Exploring Community History
Inspired by the integrative learning course HIV and AIDS in the Lehigh Valley, Victoria Retterholt ’22 is conducting summer research in public health to more closely examine how that pandemic affected local Hispanic and Latino populations.By: Meghan Kita Wednesday, July 22, 2020 03:40 PM
Victoria Retterholt ’22This spring, Victoria Retterholt ’22 took HIV and AIDS in the Lehigh Valley, an integrative learning course taught by Teaching and Learning Librarian Rachel Hamelers. While much of the coursework focused on the LGBTQ population, the class also learned that local Hispanic and Latino residents were disproportionately affected by HIV and AIDS.
Retterholt, a neuroscience major with minors in Spanish and Latin American & Caribbean studies and a Dana Scholar, was interested in learning more about that. She applied for and received a public health summer research grant. Hamelers, Retterholt’s advisor, suggested she start by digging deeper into the group Latino AIDS Outreach, which is mentioned in passing in The Morning Call archives used as source material for the class. Retterholt is also looking for primary literature concerning health outcomes for Hispanic and Latino individuals affected by HIV and AIDS on a nationwide scale, as well as local and state health bureau data from the 1990s to present day.

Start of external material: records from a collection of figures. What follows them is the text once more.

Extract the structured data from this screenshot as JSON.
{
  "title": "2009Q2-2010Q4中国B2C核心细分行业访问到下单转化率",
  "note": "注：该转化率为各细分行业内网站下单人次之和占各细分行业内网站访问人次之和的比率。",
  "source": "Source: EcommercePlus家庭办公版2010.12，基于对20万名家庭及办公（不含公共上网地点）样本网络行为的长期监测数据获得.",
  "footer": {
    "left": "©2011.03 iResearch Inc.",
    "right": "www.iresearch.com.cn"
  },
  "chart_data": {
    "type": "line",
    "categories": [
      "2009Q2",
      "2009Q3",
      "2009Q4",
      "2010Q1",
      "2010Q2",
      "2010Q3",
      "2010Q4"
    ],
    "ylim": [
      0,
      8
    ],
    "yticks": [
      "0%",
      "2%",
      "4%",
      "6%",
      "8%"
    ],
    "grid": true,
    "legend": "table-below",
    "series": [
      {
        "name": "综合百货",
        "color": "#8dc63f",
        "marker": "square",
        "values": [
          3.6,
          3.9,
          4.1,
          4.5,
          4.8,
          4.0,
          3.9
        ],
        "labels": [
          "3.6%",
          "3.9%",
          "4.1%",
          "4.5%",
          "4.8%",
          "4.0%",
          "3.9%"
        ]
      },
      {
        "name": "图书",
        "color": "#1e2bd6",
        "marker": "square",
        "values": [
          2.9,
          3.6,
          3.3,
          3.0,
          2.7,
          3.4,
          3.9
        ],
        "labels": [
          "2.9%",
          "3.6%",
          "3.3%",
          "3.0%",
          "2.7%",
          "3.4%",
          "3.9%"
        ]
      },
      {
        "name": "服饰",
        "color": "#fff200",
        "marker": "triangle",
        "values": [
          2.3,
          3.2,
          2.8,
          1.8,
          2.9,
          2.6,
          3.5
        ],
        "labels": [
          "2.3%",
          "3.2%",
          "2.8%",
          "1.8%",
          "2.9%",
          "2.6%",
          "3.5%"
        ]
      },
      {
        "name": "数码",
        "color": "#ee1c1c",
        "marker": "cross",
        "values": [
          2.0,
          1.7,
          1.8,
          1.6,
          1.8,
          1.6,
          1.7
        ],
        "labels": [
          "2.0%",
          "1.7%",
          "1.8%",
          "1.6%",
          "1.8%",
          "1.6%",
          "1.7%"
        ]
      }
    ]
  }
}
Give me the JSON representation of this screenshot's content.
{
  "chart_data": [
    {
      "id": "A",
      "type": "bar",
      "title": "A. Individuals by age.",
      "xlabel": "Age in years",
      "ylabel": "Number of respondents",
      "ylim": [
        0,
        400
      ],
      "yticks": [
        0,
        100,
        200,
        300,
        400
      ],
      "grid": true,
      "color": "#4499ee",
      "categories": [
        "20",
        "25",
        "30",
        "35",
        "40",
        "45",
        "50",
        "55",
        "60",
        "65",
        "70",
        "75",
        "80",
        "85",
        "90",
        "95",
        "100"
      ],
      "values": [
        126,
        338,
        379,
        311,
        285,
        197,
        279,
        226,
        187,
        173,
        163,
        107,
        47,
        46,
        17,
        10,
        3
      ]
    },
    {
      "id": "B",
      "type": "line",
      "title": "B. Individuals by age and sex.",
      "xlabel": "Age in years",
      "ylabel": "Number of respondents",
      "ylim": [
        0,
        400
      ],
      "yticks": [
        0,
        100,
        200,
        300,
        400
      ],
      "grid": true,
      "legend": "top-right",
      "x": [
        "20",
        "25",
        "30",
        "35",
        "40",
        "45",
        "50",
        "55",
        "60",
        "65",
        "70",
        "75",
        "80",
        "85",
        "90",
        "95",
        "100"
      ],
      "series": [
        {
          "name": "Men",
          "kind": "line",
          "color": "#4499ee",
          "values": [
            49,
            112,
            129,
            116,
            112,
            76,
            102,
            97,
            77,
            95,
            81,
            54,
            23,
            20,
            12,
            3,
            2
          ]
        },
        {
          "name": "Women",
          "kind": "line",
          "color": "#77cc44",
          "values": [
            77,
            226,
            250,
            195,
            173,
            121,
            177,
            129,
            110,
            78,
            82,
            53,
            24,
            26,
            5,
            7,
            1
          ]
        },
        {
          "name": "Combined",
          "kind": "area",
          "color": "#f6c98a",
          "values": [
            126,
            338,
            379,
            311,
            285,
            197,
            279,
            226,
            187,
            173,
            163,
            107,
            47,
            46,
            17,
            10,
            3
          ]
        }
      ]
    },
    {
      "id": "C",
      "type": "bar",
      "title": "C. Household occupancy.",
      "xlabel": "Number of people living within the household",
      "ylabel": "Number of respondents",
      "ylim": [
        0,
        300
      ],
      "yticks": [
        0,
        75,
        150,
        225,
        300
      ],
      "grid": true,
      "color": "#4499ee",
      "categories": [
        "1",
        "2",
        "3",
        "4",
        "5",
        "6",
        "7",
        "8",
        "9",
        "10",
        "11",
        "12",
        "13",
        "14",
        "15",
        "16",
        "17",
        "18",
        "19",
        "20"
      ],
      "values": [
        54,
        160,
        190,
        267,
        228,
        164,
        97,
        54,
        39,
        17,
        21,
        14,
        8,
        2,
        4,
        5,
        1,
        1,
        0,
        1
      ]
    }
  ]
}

She found some names that appeared in articles in conjunction with Latino AIDS Outreach and contacted some of those people using LinkedIn. One woman, the former executive director of Neighborhood Health Centers of the Lehigh Valley and board member of Latinos for Healthy Communities, gave Retterholt leads for several other individuals involved in the HIV/AIDS response in the 1990s and early 2000s.
“Her passion project within that was working on HIV and AIDS and figuring out prevention education techniques specifically targeted toward the Latino community,” Retterholt says. For example, the group would throw baby showers for moms-to-be that included an educational component for guests. The purpose was to raise awareness that, at the time, the most common mode of transmission within the local Hispanic and Latino communities involved a man contracting HIV from intravenous drug use and then sexually transmitting the virus to his partner.
“It was more difficult to receive funding for educational programs that talked about clean needle usage or drug prevention or education,” Retterholt says—most programs focused on the most common mode of transmission nationally, which was men having sex with other men.
Retterholt plans to continue her research into the fall in order to pursue all the leads she now has to gather more information about Latino AIDS Outreach and other contemporaneous organizations that worked in the Lehigh Valley’s Hispanic and Latino communities. Looking ahead, after graduation, she’s considering dual-degree physician assistant and master’s of public health programs.
“[This experience] definitely has shaped my academic interests,” she says. “I wish I had discovered my interest in public health earlier; I would have loved to study it more in depth by minoring in it.”